The Uber and the frog

How the mighty are fallen. Travis Kalanick is out, and Uber has become something of a headless horseman, with no current CEO, COO, CFO, CMO, VP of Engineering, or general counsel. Its alleged valuation has fallen by $18 billion and counting. How did this happen? Or maybe a better question is: how could this not have happened?

It really wasn’t so long ago, believe it or not, that Uber was everybody’s darling except for regulators and taxi cartels — and, presumably, employees who were reluctant to risk the consequences of speaking up against its toxic culture. Which, as I understand it, was by no means uniformly distributed across the company, but which clearly started at the top. Bit by bit, that culture began to curdle and metastasize, from invisibly to visibly poisonous.

Uber had two problems: 1) it would do anything to succeed, without regard for either the law1 or basic ethics; 2) per Susan Fowler’s now famous blog post, it fomented and perpetuated a deeply pernicious, jawdroppingly sexist internal culture. It may seem like 2) is independent of 1). After all, one can at least envision a hyperaggressive company that does not demean and discriminate against women, right?

In this real world, though, I don’t think those were two separate problems at all. In the real world, when a company and its executive braintrust are gladiatorial and win-at-all-costs, they will construct an abusive and domineering internal culture, and in this real world such cultures essentially always target women.

Executives don’t construct such cultures because this helps them to win — it clearly doesn’t. Or even because they necessarily consciously wanted to, and/or made a decision to do so. They do so purely because, like the tale of the scorpion and the frog, it’s their nature.

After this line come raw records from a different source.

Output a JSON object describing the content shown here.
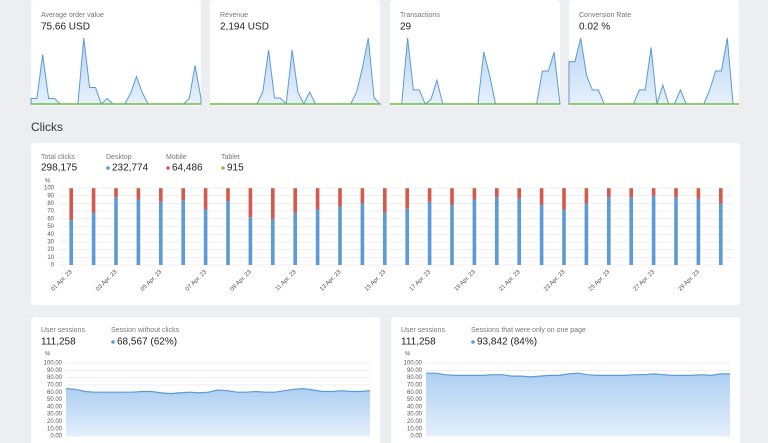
{
  "kpi_cards": [
    {
      "label": "Average order value",
      "value": "75.66 USD",
      "sparkline": [
        5,
        5,
        45,
        5,
        5,
        0,
        0,
        0,
        0,
        60,
        15,
        15,
        0,
        5,
        0,
        0,
        0,
        10,
        25,
        10,
        0,
        0,
        0,
        0,
        0,
        0,
        0,
        5,
        35,
        5
      ]
    },
    {
      "label": "Revenue",
      "value": "2,194 USD",
      "sparkline": [
        0,
        0,
        0,
        0,
        0,
        0,
        0,
        0,
        0,
        10,
        45,
        5,
        5,
        0,
        45,
        10,
        0,
        10,
        0,
        0,
        0,
        0,
        0,
        0,
        0,
        10,
        30,
        55,
        5,
        0
      ]
    },
    {
      "label": "Transactions",
      "value": "29",
      "sparkline": [
        0,
        0,
        0,
        70,
        15,
        15,
        0,
        5,
        25,
        0,
        0,
        0,
        0,
        0,
        0,
        0,
        55,
        30,
        0,
        0,
        0,
        0,
        0,
        0,
        0,
        0,
        35,
        35,
        55,
        0
      ]
    },
    {
      "label": "Conversion Rate",
      "value": "0.02 %",
      "sparkline": [
        45,
        45,
        70,
        30,
        15,
        15,
        0,
        0,
        0,
        0,
        0,
        0,
        15,
        15,
        60,
        0,
        20,
        0,
        0,
        15,
        0,
        0,
        0,
        0,
        15,
        35,
        35,
        70,
        0,
        0
      ]
    }
  ],
  "clicks": {
    "title": "Clicks",
    "stats": [
      {
        "label": "Total clicks",
        "value": "298,175"
      },
      {
        "label": "Desktop",
        "value": "232,774",
        "color": "#5b9bd5",
        "values": [
          58,
          68,
          88,
          85,
          82,
          84,
          72,
          83,
          62,
          60,
          68,
          72,
          76,
          80,
          68,
          73,
          82,
          78,
          85,
          88,
          86,
          78,
          72,
          80,
          88,
          88,
          90,
          88,
          86,
          80
        ]
      },
      {
        "label": "Mobile",
        "value": "64,486",
        "color": "#d4584b",
        "values": [
          41.7,
          31.7,
          11.7,
          14.7,
          17.7,
          15.7,
          27.7,
          16.7,
          37.7,
          39.7,
          31.7,
          27.7,
          23.7,
          19.7,
          31.7,
          26.7,
          17.7,
          21.7,
          14.7,
          11.7,
          13.7,
          21.7,
          27.7,
          19.7,
          11.7,
          11.7,
          9.7,
          11.7,
          13.7,
          19.7
        ]
      },
      {
        "label": "Tablet",
        "value": "915",
        "color": "#8bc34a",
        "values": [
          0.3,
          0.3,
          0.3,
          0.3,
          0.3,
          0.3,
          0.3,
          0.3,
          0.3,
          0.3,
          0.3,
          0.3,
          0.3,
          0.3,
          0.3,
          0.3,
          0.3,
          0.3,
          0.3,
          0.3,
          0.3,
          0.3,
          0.3,
          0.3,
          0.3,
          0.3,
          0.3,
          0.3,
          0.3,
          0.3
        ]
      }
    ],
    "chart": {
      "type": "bar",
      "stacked": true,
      "y_label": "%",
      "ylim": [
        0,
        100
      ],
      "yticks": [
        0,
        10,
        20,
        30,
        40,
        50,
        60,
        70,
        80,
        90,
        100
      ],
      "grid": true,
      "categories": [
        "01 Apr. 23",
        null,
        "03 Apr. 23",
        null,
        "05 Apr. 23",
        null,
        "07 Apr. 23",
        null,
        "09 Apr. 23",
        null,
        "11 Apr. 23",
        null,
        "13 Apr. 23",
        null,
        "15 Apr. 23",
        null,
        "17 Apr. 23",
        null,
        "19 Apr. 23",
        null,
        "21 Apr. 23",
        null,
        "23 Apr. 23",
        null,
        "25 Apr. 23",
        null,
        "27 Apr. 23",
        null,
        "29 Apr. 23",
        null
      ]
    }
  },
  "session_panels": [
    {
      "stats": [
        {
          "label": "User sessions",
          "value": "111,258"
        },
        {
          "label": "Session without clicks",
          "value": "68,567 (62%)",
          "color": "#5b9bd5"
        }
      ],
      "chart": {
        "type": "area",
        "y_label": "%",
        "ylim": [
          0,
          100
        ],
        "color": "#5b9bd5",
        "yticks": [
          {
            "value": 0,
            "label": "0.00"
          },
          {
            "value": 10,
            "label": "10.00"
          },
          {
            "value": 20,
            "label": "20.00"
          },
          {
            "value": 30,
            "label": "30.00"
          },
          {
            "value": 40,
            "label": "40.00"
          },
          {
            "value": 50,
            "label": "50.00"
          },
          {
            "value": 60,
            "label": "60.00"
          },
          {
            "value": 70,
            "label": "70.00"
          },
          {
            "value": 80,
            "label": "80.00"
          },
          {
            "value": 90,
            "label": "90.00"
          },
          {
            "value": 100,
            "label": "100.00"
          }
        ],
        "values": [
          65,
          64,
          61,
          60,
          60,
          60,
          60,
          60,
          61,
          61,
          59,
          58,
          59,
          60,
          59,
          60,
          63,
          62,
          60,
          60,
          61,
          60,
          60,
          62,
          64,
          65,
          63,
          61,
          61,
          62,
          61,
          61,
          62
        ]
      }
    },
    {
      "stats": [
        {
          "label": "User sessions",
          "value": "111,258"
        },
        {
          "label": "Sessions that were only on one page",
          "value": "93,842 (84%)",
          "color": "#5b9bd5"
        }
      ],
      "chart": {
        "type": "area",
        "y_label": "%",
        "ylim": [
          0,
          100
        ],
        "color": "#5b9bd5",
        "yticks": [
          {
            "value": 0,
            "label": "0.00"
          },
          {
            "value": 10,
            "label": "10.00"
          },
          {
            "value": 20,
            "label": "20.00"
          },
          {
            "value": 30,
            "label": "30.00"
          },
          {
            "value": 40,
            "label": "40.00"
          },
          {
            "value": 50,
            "label": "50.00"
          },
          {
            "value": 60,
            "label": "60.00"
          },
          {
            "value": 70,
            "label": "70.00"
          },
          {
            "value": 80,
            "label": "80.00"
          },
          {
            "value": 90,
            "label": "90.00"
          },
          {
            "value": 100,
            "label": "100.00"
          }
        ],
        "values": [
          86,
          86,
          84,
          83,
          83,
          83,
          83,
          84,
          84,
          82,
          82,
          81,
          82,
          83,
          83,
          85,
          86,
          84,
          83,
          83,
          83,
          83,
          84,
          84,
          85,
          84,
          83,
          83,
          83,
          84,
          83,
          85,
          85
        ]
      }
    }
  ]
}
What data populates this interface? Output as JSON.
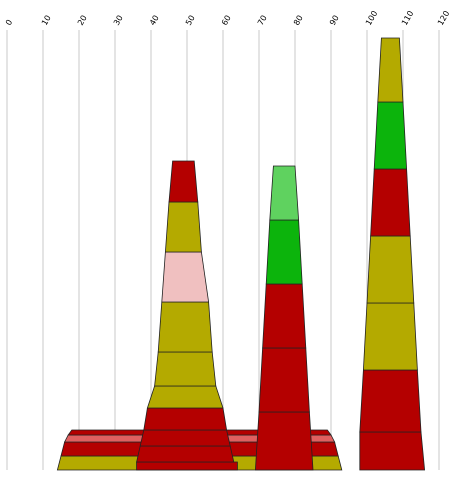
{
  "chart_data": {
    "type": "stacked-tapered-bar",
    "orientation": "vertical-stacks",
    "xlim": [
      0,
      120
    ],
    "x_ticks": [
      0,
      10,
      20,
      30,
      40,
      50,
      60,
      70,
      80,
      90,
      100,
      110,
      120
    ],
    "grid": true,
    "colors": {
      "red": "#b40000",
      "olive": "#b4aa00",
      "pink": "#f0c0c0",
      "lightred": "#e06060",
      "green": "#0cb40c",
      "lightgreen": "#5fd25f"
    },
    "stacks": [
      {
        "name": "",
        "segments": [
          {
            "x0": 14,
            "x1": 93,
            "top_x0": 15,
            "top_x1": 92,
            "height": 14,
            "color": "olive"
          },
          {
            "x0": 15,
            "x1": 92,
            "top_x0": 16,
            "top_x1": 91,
            "height": 14,
            "color": "red"
          },
          {
            "x0": 16,
            "x1": 91,
            "top_x0": 17,
            "top_x1": 90,
            "height": 7,
            "color": "lightred"
          },
          {
            "x0": 17,
            "x1": 90,
            "top_x0": 18,
            "top_x1": 89,
            "height": 5,
            "color": "red"
          }
        ]
      },
      {
        "name": "",
        "segments": [
          {
            "x0": 36,
            "x1": 64,
            "top_x0": 36,
            "top_x1": 64,
            "height": 8,
            "color": "red"
          },
          {
            "x0": 36,
            "x1": 63,
            "top_x0": 37,
            "top_x1": 62,
            "height": 16,
            "color": "red"
          },
          {
            "x0": 37,
            "x1": 62,
            "top_x0": 38,
            "top_x1": 61,
            "height": 16,
            "color": "red"
          },
          {
            "x0": 38,
            "x1": 61,
            "top_x0": 39,
            "top_x1": 60,
            "height": 22,
            "color": "red"
          },
          {
            "x0": 39,
            "x1": 60,
            "top_x0": 41,
            "top_x1": 58,
            "height": 22,
            "color": "olive"
          },
          {
            "x0": 41,
            "x1": 58,
            "top_x0": 42,
            "top_x1": 57,
            "height": 34,
            "color": "olive"
          },
          {
            "x0": 42,
            "x1": 57,
            "top_x0": 43,
            "top_x1": 56,
            "height": 50,
            "color": "olive"
          },
          {
            "x0": 43,
            "x1": 56,
            "top_x0": 44,
            "top_x1": 54,
            "height": 50,
            "color": "pink"
          },
          {
            "x0": 44,
            "x1": 54,
            "top_x0": 45,
            "top_x1": 53,
            "height": 50,
            "color": "olive"
          },
          {
            "x0": 45,
            "x1": 53,
            "top_x0": 46,
            "top_x1": 52,
            "height": 41,
            "color": "red"
          }
        ]
      },
      {
        "name": "",
        "segments": [
          {
            "x0": 69,
            "x1": 85,
            "top_x0": 70,
            "top_x1": 84,
            "height": 58,
            "color": "red"
          },
          {
            "x0": 70,
            "x1": 84,
            "top_x0": 71,
            "top_x1": 83,
            "height": 64,
            "color": "red"
          },
          {
            "x0": 71,
            "x1": 83,
            "top_x0": 72,
            "top_x1": 82,
            "height": 64,
            "color": "red"
          },
          {
            "x0": 72,
            "x1": 82,
            "top_x0": 73,
            "top_x1": 81,
            "height": 64,
            "color": "green"
          },
          {
            "x0": 73,
            "x1": 81,
            "top_x0": 74,
            "top_x1": 80,
            "height": 54,
            "color": "lightgreen"
          }
        ]
      },
      {
        "name": "",
        "segments": [
          {
            "x0": 98,
            "x1": 116,
            "top_x0": 98,
            "top_x1": 115,
            "height": 38,
            "color": "red"
          },
          {
            "x0": 98,
            "x1": 115,
            "top_x0": 99,
            "top_x1": 114,
            "height": 62,
            "color": "red"
          },
          {
            "x0": 99,
            "x1": 114,
            "top_x0": 100,
            "top_x1": 113,
            "height": 67,
            "color": "olive"
          },
          {
            "x0": 100,
            "x1": 113,
            "top_x0": 101,
            "top_x1": 112,
            "height": 67,
            "color": "olive"
          },
          {
            "x0": 101,
            "x1": 112,
            "top_x0": 102,
            "top_x1": 111,
            "height": 67,
            "color": "red"
          },
          {
            "x0": 102,
            "x1": 111,
            "top_x0": 103,
            "top_x1": 110,
            "height": 67,
            "color": "green"
          },
          {
            "x0": 103,
            "x1": 110,
            "top_x0": 104,
            "top_x1": 109,
            "height": 64,
            "color": "olive"
          }
        ]
      }
    ]
  }
}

The trouble is, so much of the mythos of Silicon Valley is built on the legend of the hard-charging, brook-no-obstacles, take-no-prisoners, asshole-genius CEO. This is of course mostly the fault of Steve Jobs, who began his career by cheating his partner Steve Wozniak out of a bonus, and then went on become someone whose “way to achieve catharsis is to hurt somebody,” to quote none other than Jony Ive.

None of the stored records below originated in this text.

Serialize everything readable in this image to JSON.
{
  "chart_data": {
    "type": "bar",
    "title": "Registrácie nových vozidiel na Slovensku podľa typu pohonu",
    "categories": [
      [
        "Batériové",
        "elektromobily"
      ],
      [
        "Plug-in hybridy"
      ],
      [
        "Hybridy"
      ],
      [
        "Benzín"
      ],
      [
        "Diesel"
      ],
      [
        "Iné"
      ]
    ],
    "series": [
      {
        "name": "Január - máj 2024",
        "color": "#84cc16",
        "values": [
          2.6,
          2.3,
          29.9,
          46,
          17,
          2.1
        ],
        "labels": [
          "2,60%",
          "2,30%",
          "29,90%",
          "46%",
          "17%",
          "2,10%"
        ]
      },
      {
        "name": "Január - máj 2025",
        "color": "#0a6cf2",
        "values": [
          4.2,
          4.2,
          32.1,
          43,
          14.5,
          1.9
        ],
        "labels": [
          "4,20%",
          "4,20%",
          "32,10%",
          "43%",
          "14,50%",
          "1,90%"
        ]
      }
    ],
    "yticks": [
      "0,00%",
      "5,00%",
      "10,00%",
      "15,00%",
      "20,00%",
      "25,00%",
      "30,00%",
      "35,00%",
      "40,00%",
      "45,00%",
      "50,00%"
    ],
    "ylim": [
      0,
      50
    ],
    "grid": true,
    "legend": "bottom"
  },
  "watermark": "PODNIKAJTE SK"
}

He was also, of course, a titanic, era-defining figure — but so many people, including far too many investors, seem to have looked at the Jobs “asshole titan” combination and concluded that becoming an asshole was a necessary prerequisite to becoming a titan. I put it to you that this is not just false, but that it is backwards; that Jobs become a titan despite being a giant asshole, rather than because of it.

Obviously CEOs have to be tough, have firm boundaries, and make hard, unpopular decisions. But there’s a huge gap between that and the kind of emotional sadism that Ive describes, or obtaining and mishandling the medical records of a rape victim, or fostering a work culture so awful that the widow of a new employee who committed suicide cites it as the cause, both of which apparently happened at Uber. It’s possible that there was a time when that kind of amoral assholedom was an advantage. But even if so, I think Uber now stands as proof that it is no longer acceptable, either culturally or practically.

So let’s hope that the fall of Uber’s CEO helps to signify the end of the era of the cult of the asshole CEO, and that the new standard is that companies should be founded and run by fundamentally decent people. Not because it’s the right thing to do (although it is.) But because employees, VCs, customers, consumers, and the wider world are, gradually but increasingly, simply no longer willing to accept the kind of culture for which Travis Kalanick was ultimately responsible.


1I’m willing to stipulate the nuance that Uber was something of a special case, in that they were working in a domain hidebound by the regulatory capture by the taxi cartels, and so, unusually, their disrespect for existing regulations, which in this case served largely to protect parasitic rentiers, was an advantage. Doesn’t change the larger point though.